Is Gods liefde onvoorwaardelijk?

Gepubliceerd op 17 februari 2022 om 15:02

Gelijk Hij ook bij Hosea zegt: Ik zal niet-mijn-volk noemen: mijn-volk, en de niet-geliefde: geliefde (Rom.9:25)

Ik heb het altijd gedacht: wat je ook doet, waar je ook bent: God heeft je onvoorwaardelijk lief!  Mijn mening is echter gewijzigd. Want hoe kan het dat Paulus in bovenstaande tekst tot de gemeente van Rome schrijft dat zij eens niet geliefd waren?

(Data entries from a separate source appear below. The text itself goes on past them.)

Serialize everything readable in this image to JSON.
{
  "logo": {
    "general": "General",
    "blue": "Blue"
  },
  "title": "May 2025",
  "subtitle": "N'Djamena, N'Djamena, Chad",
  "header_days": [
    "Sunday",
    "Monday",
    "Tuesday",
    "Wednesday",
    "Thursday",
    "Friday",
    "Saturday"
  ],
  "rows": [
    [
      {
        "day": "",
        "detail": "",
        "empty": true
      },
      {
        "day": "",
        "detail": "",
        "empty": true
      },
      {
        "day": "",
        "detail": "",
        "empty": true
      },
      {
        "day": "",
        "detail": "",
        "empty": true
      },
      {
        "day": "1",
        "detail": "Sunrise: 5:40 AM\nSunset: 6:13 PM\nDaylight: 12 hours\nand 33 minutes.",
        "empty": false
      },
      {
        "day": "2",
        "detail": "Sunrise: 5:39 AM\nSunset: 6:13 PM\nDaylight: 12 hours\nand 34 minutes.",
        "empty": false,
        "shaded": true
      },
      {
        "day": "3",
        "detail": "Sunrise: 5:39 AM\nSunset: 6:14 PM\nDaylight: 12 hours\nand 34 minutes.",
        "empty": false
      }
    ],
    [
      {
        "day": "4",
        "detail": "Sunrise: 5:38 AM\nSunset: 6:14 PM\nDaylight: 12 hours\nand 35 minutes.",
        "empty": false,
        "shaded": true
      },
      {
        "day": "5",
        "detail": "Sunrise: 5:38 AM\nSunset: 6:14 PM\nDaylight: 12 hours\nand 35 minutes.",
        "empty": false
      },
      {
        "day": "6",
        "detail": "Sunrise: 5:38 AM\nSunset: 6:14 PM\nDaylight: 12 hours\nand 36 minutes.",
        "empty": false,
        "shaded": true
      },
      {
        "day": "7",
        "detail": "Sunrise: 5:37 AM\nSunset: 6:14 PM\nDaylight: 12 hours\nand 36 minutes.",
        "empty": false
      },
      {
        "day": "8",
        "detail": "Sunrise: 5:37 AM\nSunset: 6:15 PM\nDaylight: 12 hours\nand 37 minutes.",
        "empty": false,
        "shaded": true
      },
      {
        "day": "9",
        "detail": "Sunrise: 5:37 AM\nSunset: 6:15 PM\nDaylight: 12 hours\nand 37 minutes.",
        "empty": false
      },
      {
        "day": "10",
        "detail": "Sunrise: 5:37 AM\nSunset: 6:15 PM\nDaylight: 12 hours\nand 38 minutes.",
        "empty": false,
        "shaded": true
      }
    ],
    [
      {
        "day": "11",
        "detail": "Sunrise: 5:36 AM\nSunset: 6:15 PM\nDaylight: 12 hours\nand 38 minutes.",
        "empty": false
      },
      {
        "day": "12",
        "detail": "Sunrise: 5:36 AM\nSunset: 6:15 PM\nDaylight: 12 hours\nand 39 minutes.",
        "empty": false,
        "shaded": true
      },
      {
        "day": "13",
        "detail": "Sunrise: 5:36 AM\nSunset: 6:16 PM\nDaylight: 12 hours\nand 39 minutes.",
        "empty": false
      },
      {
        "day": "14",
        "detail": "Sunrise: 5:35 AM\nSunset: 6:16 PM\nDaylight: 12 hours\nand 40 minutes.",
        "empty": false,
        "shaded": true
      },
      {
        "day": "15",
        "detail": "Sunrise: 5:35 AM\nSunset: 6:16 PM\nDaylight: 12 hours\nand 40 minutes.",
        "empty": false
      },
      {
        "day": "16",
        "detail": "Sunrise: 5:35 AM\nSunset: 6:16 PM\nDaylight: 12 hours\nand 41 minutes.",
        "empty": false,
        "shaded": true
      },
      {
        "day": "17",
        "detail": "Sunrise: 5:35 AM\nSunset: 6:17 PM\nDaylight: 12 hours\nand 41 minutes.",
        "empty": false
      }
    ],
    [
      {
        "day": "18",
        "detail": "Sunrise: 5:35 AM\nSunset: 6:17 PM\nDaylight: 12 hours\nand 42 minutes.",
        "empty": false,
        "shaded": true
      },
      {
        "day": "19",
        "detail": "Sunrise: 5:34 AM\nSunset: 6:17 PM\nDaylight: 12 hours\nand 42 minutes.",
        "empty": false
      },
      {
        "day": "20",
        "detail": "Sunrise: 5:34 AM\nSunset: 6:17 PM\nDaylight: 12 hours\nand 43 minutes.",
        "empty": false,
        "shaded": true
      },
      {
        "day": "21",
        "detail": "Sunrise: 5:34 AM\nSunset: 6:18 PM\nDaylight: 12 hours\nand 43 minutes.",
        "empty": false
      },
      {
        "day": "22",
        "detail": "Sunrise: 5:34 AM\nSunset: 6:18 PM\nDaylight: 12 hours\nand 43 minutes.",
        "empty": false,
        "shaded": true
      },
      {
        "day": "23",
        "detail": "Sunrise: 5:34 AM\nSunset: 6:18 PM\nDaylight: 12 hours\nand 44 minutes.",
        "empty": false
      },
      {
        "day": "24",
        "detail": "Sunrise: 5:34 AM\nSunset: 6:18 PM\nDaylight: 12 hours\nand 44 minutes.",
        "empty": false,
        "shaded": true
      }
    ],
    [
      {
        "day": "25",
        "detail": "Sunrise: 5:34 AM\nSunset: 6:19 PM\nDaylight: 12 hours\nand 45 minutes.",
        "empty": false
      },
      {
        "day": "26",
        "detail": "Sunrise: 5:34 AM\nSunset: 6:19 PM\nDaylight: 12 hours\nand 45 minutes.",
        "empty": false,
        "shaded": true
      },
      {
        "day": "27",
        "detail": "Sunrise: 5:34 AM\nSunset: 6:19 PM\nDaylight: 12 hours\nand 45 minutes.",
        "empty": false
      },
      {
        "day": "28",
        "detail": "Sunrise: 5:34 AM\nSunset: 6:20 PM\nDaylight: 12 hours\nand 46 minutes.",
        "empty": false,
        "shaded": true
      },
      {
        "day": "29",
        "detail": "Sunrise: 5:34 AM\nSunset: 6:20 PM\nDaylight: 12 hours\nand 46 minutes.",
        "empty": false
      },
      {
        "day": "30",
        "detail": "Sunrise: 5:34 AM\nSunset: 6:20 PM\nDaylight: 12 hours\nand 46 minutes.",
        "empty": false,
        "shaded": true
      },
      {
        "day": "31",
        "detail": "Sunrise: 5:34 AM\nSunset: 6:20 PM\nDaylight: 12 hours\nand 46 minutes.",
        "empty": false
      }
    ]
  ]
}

Dat kan toch niet? Onvoorwaardelijke liefde gaat toch naar iedereen uit? En hoe kan het dat dezelfde Paulus in Rom 9:13 schrijft over Gods liefde: Jakob heb Ik liefgehad, maar Esau heb Ik gehaat? En spreekt de Bijbel niet veelvuldig over Gods afkeer van goddelozen? Bijvoorbeeld in Psalm 11:5: De Here toetst de rechtvaardige en de goddeloze; en wie geweld bemint, die haat Hij. Ik citeer deze tekst met aarzeling, want ook ik spreek als mens liever over de liefde van God.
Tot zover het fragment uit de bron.